Sur l'aide juridictionnelle provisoire :

2. M. A a été admis au bénéfice de l'aide juridictionnelle totale par une décision du 11 juillet 2024. Il n'y a pas lieu, par suite, de l'admettre à titre provisoire au bénéfice de l'aide juridictionnelle.

Sur le moyen commun aux décisions attaquées :

3. L'arrêté en litige a été signé par Hugo Le Floc'h, secrétaire général adjoint de la préfecture de la Loire, qui disposait à cet effet d'une délégation, en vertu d'un arrêté du préfet de la Loire du 19 juin 2023, publié le lendemain au recueil des actes administratifs spécial de la préfecture. Par suite, le moyen tiré de l'incompétence du signataire de l'arrêté attaqué doit être écarté.

Sur la décision portant obligation de quitter le territoire français :

4. Aux termes de l'article 8 de la convention européenne de sauvegarde des droits de l'homme et des libertés fondamentales : " Toute personne a droit au respect de sa vie privée et familiale. () ". Aux termes du 1. de l'article 3 de la convention internationale relative aux droits de l'enfant : " Dans toutes les décisions qui concernent les enfants, () l'intérêt supérieur de l'enfant doit être une considération primordiale. ".

5. Il ressort des pièces du dossier que M. A, qui déclare être entré en France en 2018, vit séparé de son ancienne compagne, dont il ne justifie pas de la situation au regard du droit au séjour, avec laquelle il a eu une fille, née en Autriche, qui a fait l'objet d'une mesure d'assistance éducative en milieu ouvert, puis, en dernier lieu, d'un placement externalisé auprès de la délégation à la vie sociale de la Loire, en raison de difficultés éducatives rencontrées par ses deux parents et d'une séparation conflictuelle marquée par des violences conjugales. Si M. A justifie qu'il bénéficie, en vertu d'un jugement du tribunal pour enfants de C, d'un droit de visite en présence d'un tiers une fois tous les quinze jours, il ne produit aucune pièce relative à la réalité de l'exercice de son droit de visite et aux conditions dans lesquelles il l'exerce. Dans ces conditions et alors qu'il n'est pas démontré que la mère de l'enfant serait en situation régulière et aurait le droit de se maintenir sur le territoire français avec sa fille, il n'est pas fondé à soutenir que la décision l'obligeant à quitter le territoire français serait contraire à l'intérieur supérieur de sa fille ni, eu égard à ses conditions de séjour sur le territoire français, que cette décision porterait une atteinte disproportionnée à son droit au respect de sa vie privée et familiale. Par suite, les moyens tirés de la méconnaissance de l'article 8 de la convention européenne de sauvegarde des droits de l'homme et des libertés fondamentales et du 1. de l'article 3 de la convention internationale relative aux droits de l'enfant doivent être écartés. Pour les mêmes motifs et en l'absence de tout autre élément, le moyen tiré de ce que la décision portant obligation de quitter le territoire français serait entachée d'une erreur manifeste d'appréciation quant à ses conséquences sur la situation personnelle du requérant doit être écarté.

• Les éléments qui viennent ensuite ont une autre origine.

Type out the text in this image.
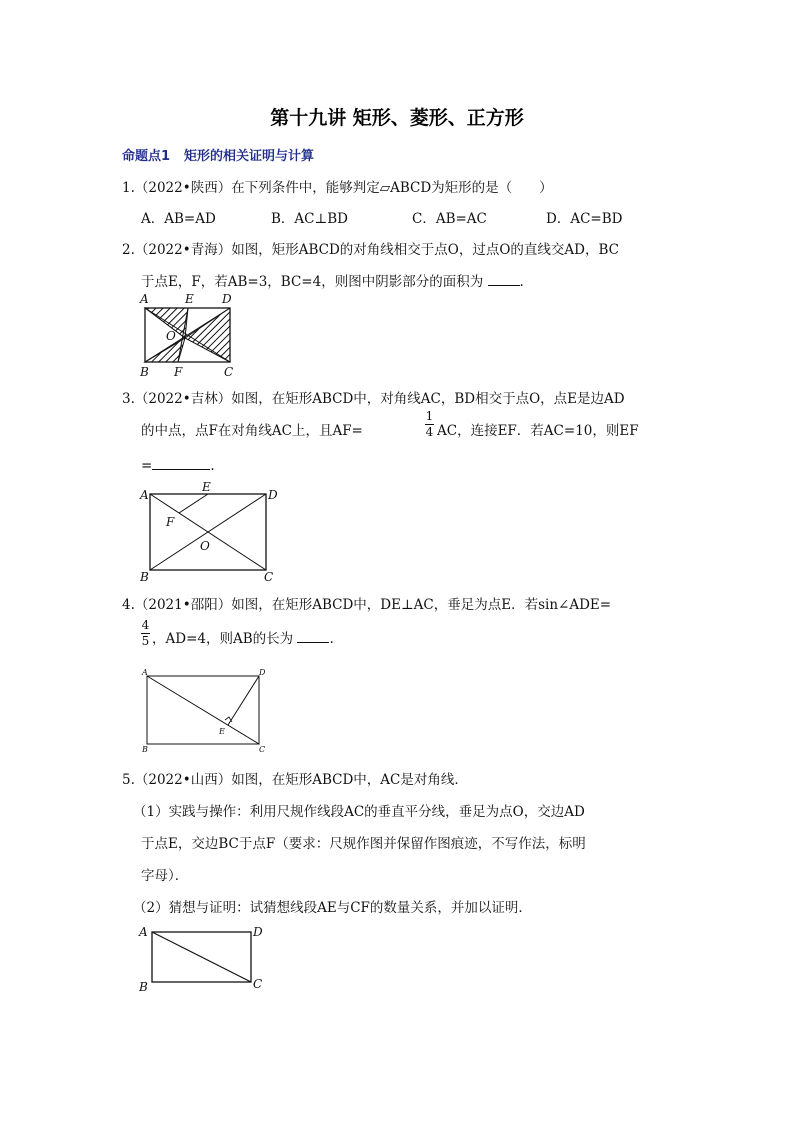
第十九讲 矩形、菱形、正方形
命题点1 矩形的相关证明与计算
1.（2022•陕西）在下列条件中，能够判定▱ABCD为矩形的是（　　）
A．AB=AD	B．AC⊥BD	C．AB=AC	D．AC=BD
2.（2022•青海）如图，矩形ABCD的对角线相交于点O，过点O的直线交AD，BC
于点E，F，若AB=3，BC=4，则图中阴影部分的面积为	.
A	E D
O
B F	C
3.（2022•吉林）如图，在矩形ABCD中，对角线AC，BD相交于点O，点E是边AD
的中点，点F在对角线AC上，且AF=
1
4 AC，连接EF．若AC=10，则EF
=	.
A
E
D
F
O
B	C
4.（2021•邵阳）如图，在矩形ABCD中，DE⊥AC，垂足为点E．若sin∠ADE=
4
5 ，AD=4，则AB的长为	.
A	D
E
B	C
5.（2022•山西）如图，在矩形ABCD中，AC是对角线．
（1）实践与操作：利用尺规作线段AC的垂直平分线，垂足为点O，交边AD
于点E，交边BC于点F（要求：尺规作图并保留作图痕迹，不写作法，标明
字母）．
（2）猜想与证明：试猜想线段AE与CF的数量关系，并加以证明．
A	D
B	C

6. Il résulte de ce qui précède que M. A n'est pas fondé à soutenir que les décisions du 30 avril 2024 du préfet de la Loire sont entachées d'illégalité et à en demander l'annulation. Dès lors, ses conclusions à fin d'annulation ainsi que, par voie de conséquence, ses conclusions tendant à la mise en œuvre des dispositions combinées de l'article L. 761-1 du code de justice administrative et de l'article 37 de la loi du 10 juillet 1991 doivent être rejetées.

D E C I D E :

Article 1er : Il n'y a pas lieu d'admettre M. A, à titre provisoire, au bénéfice de l'aide juridictionnelle.

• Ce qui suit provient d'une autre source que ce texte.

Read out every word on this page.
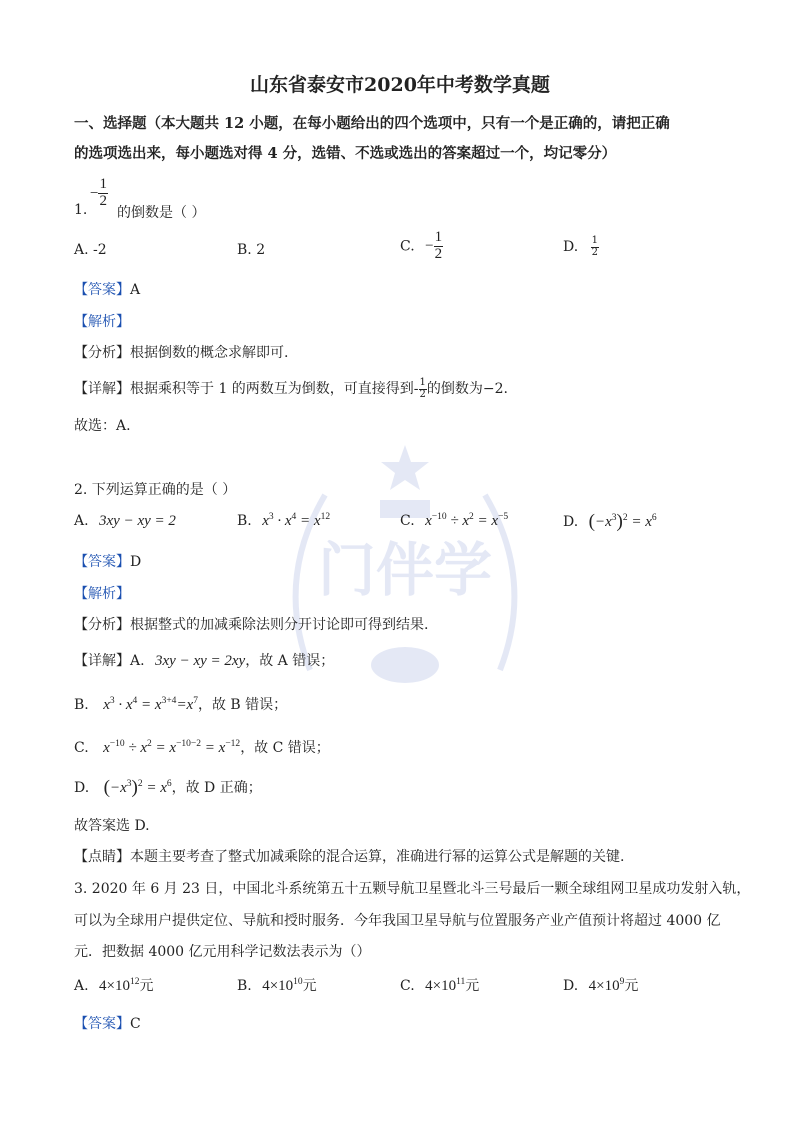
门伴学
山东省泰安市2020年中考数学真题
一、选择题（本大题共 12 小题，在每小题给出的四个选项中，只有一个是正确的，请把正确
的选项选出来，每小题选对得 4 分，选错、不选或选出的答案超过一个，均记零分）
− $\frac{1}{2}$
1. 的倒数是（ ）
A. -2	B. 2	C. − $\frac{1}{2}$	D. $\frac{1}{2}$
【答案】A
【解析】
【分析】根据倒数的概念求解即可.
【详解】根据乘积等于 1 的两数互为倒数，可直接得到- $\frac{1}{2}$ 的倒数为−2.
故选：A.
2. 下列运算正确的是（ ）
A. 3xy − xy = 2	B. $x^3 \cdot x^4 = x^{12}$	C. $x^{-10} \div x^2 = x^{-5}$	D. $(-x^3)^2 = x^6$
【答案】D
【解析】
【分析】根据整式的加减乘除法则分开讨论即可得到结果.
【详解】A. 3xy − xy = 2xy，故 A 错误；
B. $x^3 \cdot x^4 = x^{3+4}=x^7$，故 B 错误；
C. $x^{-10} \div x^2 = x^{-10-2} = x^{-12}$，故 C 错误；
D. $(-x^3)^2 = x^6$，故 D 正确；
故答案选 D.
【点睛】本题主要考查了整式加减乘除的混合运算，准确进行幂的运算公式是解题的关键.
3. 2020 年 6 月 23 日，中国北斗系统第五十五颗导航卫星暨北斗三号最后一颗全球组网卫星成功发射入轨，
可以为全球用户提供定位、导航和授时服务．今年我国卫星导航与位置服务产业产值预计将超过 4000 亿
元．把数据 4000 亿元用科学记数法表示为（）
A. $4\times 10^{12}$元	B. $4\times 10^{10}$元	C. $4\times 10^{11}$元	D. $4\times 10^9$元
【答案】C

Article 2 : Le surplus des conclusions de la requête de M. A est rejeté.

Article 3 : Le présent jugement sera notifié à M. B A et au préfet de la Loire.

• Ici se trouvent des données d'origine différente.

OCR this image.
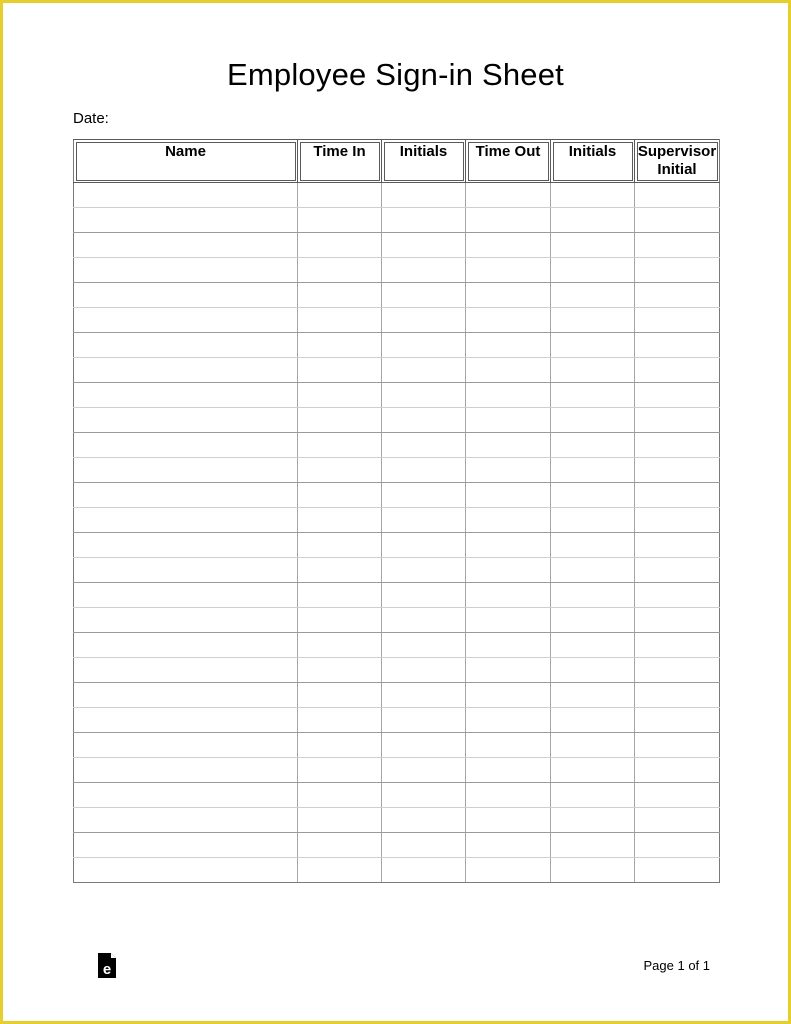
Employee Sign-in Sheet
Date:
Name	Time In	Initials	Time Out	Initials	Supervisor Initial

e	Page 1 of 1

Rendu public par mise à disposition au greffe le 30 juillet 2024.

La magistrate désignée,

M. Fullana ThevenetLa greffière,

S. Lecas

La République mande et ordonne au préfet de la Loire en ce qui le concerne ou à tous commissaires de justice à ce requis en ce qui concerne les voies de droit commun contre les parties privées, de pourvoir à l'exécution de la présente décision.